Add a new header Streaming: off for getting the bytes received by server.
HEAD /files/24e533e02ec3bc40c387f1a0e460e216 HTTP/1.1
Host: tus.example.org
Streaming: off
Response:
HTTP/1.1 200 Ok
Content-Length: 70
By default
HEAD /files/24e533e02ec3bc40c387f1a0e460e216 HTTP/1.1
Host: tus.example.org
Streaming: on <--- Optional / on by default
Response:
HTTP/1.1 200 Ok
Content-Length: 100
@felixge, @Jonhoo can we discuss this on irc. i am usually available morning EST
Wouldn't it then make more sense as we decided above to include Entity-Available in the response - that way conforming clients could decide what behavior they want based on whether only parts of the file are available.
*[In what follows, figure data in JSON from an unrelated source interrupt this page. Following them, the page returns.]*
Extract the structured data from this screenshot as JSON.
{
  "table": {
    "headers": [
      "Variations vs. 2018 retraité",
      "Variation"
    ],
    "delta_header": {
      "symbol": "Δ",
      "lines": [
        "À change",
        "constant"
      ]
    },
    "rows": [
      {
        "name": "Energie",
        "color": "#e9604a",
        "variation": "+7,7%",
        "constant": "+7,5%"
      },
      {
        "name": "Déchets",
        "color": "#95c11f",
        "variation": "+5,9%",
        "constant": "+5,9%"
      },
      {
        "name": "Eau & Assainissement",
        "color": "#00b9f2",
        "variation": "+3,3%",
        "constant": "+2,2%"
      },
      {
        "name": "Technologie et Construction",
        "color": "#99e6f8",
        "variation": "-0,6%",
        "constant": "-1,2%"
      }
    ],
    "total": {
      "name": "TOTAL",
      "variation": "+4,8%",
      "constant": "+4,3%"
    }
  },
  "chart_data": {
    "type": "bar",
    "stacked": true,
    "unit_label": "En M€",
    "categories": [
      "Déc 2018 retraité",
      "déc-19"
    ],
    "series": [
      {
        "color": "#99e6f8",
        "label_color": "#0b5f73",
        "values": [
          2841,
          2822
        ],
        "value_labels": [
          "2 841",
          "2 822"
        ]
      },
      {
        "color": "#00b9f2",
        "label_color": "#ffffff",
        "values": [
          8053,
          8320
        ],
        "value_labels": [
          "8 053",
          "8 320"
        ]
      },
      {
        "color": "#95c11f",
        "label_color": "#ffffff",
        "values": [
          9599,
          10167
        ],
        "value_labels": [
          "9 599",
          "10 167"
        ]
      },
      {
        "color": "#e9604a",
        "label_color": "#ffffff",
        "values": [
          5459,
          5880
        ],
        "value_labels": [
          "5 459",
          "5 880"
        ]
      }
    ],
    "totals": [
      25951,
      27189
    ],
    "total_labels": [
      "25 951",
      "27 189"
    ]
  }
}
They could either choose to do a streaming download by requesting the whole file and not timing out, or they could choose to do a non-streaming download by only downloading bytes 0-70 using Range. Legacy clients will time out if the upload is not faster than their download speed, but I'm not sure this is really unexpected behavior?
I have been in two minds about this. Both have advantages and disadvantages. For now, I will throttle GET requests to keep my downloads smooth while upload is in progress.
@vayam sorry for the lack of activity on the project lately. A few things have changed on my end, which means I won't be able to continue with the project for a while : /. Is there any chance you might be interested in taking over the project? If so @kvz and @tim-kos would be happy to help with anything you might need.
@felixge you started something awesome here. I would love to take it forward. Let us talk over skype (vnarenv) or on irc(vayam) about the details. Let me know what times work for you. Excited about working with @kvz and @tim-kos.